- Directed by: Dasari Narayana Rao
- Based on: Sangam (1964) by Raj Kapoor
- Produced by: Jagadish Prasad
- Starring: Swapna; Raja;
- Cinematography: Mani K.S
- Music by: Satyam
- Release date: 30 June 1981;
- Country: India
- Languages: Telugu Kannada

= Swapna (1981 film) =

1981 film by Dasari Narayana Rao

Swapna is a 1981 Indian multilingual film directed by Dasari Narayana Rao and produced by Jagadish Prasad. A remake of the 1964 Hindi film Sangam, it was simultaneously shot in Telugu and Kannada. The film stars Raja, Swapna, and Ramji in lead roles and marked the acting debut of Swapna.

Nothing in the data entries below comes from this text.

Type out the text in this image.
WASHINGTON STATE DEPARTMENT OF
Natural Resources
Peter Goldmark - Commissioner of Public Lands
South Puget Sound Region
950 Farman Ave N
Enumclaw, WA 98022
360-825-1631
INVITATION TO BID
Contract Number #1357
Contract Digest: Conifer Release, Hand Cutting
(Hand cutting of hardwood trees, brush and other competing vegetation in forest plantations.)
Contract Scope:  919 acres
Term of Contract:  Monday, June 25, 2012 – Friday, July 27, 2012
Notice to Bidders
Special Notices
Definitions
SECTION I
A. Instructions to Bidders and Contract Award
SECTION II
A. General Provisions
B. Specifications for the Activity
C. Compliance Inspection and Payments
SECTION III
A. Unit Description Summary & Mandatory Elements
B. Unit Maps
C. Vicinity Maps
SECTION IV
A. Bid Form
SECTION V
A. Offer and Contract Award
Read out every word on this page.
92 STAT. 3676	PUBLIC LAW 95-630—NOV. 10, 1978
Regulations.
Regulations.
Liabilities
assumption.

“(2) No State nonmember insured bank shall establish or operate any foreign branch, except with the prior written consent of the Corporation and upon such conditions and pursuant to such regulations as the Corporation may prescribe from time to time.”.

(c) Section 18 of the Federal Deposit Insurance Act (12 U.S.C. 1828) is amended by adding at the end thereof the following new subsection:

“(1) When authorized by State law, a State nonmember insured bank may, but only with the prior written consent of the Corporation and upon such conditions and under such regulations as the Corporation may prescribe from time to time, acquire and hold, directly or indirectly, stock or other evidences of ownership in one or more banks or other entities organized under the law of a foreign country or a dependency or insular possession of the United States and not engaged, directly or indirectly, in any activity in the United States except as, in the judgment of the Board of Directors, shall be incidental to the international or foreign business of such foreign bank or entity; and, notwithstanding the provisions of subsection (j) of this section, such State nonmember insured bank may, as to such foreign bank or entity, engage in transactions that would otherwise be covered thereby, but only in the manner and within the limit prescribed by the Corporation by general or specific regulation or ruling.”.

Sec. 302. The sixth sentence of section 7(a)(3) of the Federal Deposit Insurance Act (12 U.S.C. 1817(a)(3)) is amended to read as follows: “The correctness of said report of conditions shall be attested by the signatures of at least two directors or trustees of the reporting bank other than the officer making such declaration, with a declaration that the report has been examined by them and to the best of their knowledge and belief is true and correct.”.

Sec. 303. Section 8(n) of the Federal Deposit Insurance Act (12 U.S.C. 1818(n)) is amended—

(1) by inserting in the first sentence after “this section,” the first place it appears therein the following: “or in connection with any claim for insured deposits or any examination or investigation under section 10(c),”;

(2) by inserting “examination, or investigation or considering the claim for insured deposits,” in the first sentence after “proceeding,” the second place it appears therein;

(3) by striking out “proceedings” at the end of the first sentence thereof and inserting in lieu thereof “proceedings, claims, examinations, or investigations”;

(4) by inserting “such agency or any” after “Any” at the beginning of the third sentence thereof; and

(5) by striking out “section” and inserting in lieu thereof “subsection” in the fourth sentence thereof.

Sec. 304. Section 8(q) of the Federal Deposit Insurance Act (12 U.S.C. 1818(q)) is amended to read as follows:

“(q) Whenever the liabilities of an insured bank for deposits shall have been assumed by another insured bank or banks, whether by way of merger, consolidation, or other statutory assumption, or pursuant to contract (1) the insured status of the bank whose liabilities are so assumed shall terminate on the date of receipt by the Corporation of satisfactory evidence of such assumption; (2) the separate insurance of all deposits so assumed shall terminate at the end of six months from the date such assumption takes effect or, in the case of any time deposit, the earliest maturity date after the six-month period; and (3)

The music, composed by Satyam, was well received, with notable songs including "Ide Naa Modati Premalekha" in Telugu and its Kannada version "Idene Prathama Prema Geethe," as well as "Ankitam Neeke Ankitam" and its Kannada counterpart "Arpane Ninage Arpane."

==Plot==
Shankar holds a great fondness for Swapna, who happens to be his childhood friend alongside Ramesh. Despite this, Swapna harbours romantic feelings towards Ramesh. Nevertheless, a sudden turn of events takes place, altering their lives in a significant way.

== Cast ==
- Raja
- Swapna
- Ramji
- Chatla Sriramulu
- Jayababu
- Reena
- Ragini

== Music ==
The music for the film was composed by Sathyam, while the lyrics were written by Rajasri and Dasari Narayana Rao.

Telugu Track list
| No. | Title | Lyrics | Singer(s) | Length |
|---|---|---|---|---|
| 1. | "Ankitham Neeke Ankitham" | Dasari Narayana Rao | S. P. Balasubrahmanyam | 4:59 |
| 2. | "Mallemogga" | Dasari Narayana Rao | S. P. Balasubrahmanyam, S. Janaki | 4:37 |
| 3. | "Sri Rasthu Ammayi Subhamasthu Abbayi" | Rajasri | P. B. Srinivas, P. Susheela | 4:34 |
| 4. | "Idhe Naa Modhati Prema Lekha" | Rajasri | S. P. Balasubrahmanyam | 5:01 |
| 5. | "Andhalu Rasiga Posi" | Rajasri | S. P. Balasubrahmanyam, S. Janaki | 5:05 |
| 6. | "Mudda Mudda Mandaralu" | Dasari Narayana Rao | G. Anand, Madhavapeddi Ramesh, S. Janaki | 5:02 |
| Total length: |  |  |  | 29:21 |

== Release ==
Due to a mistake in the film lab, the Tamil version was never released. The Telugu and Kannada versions, however, were great successes.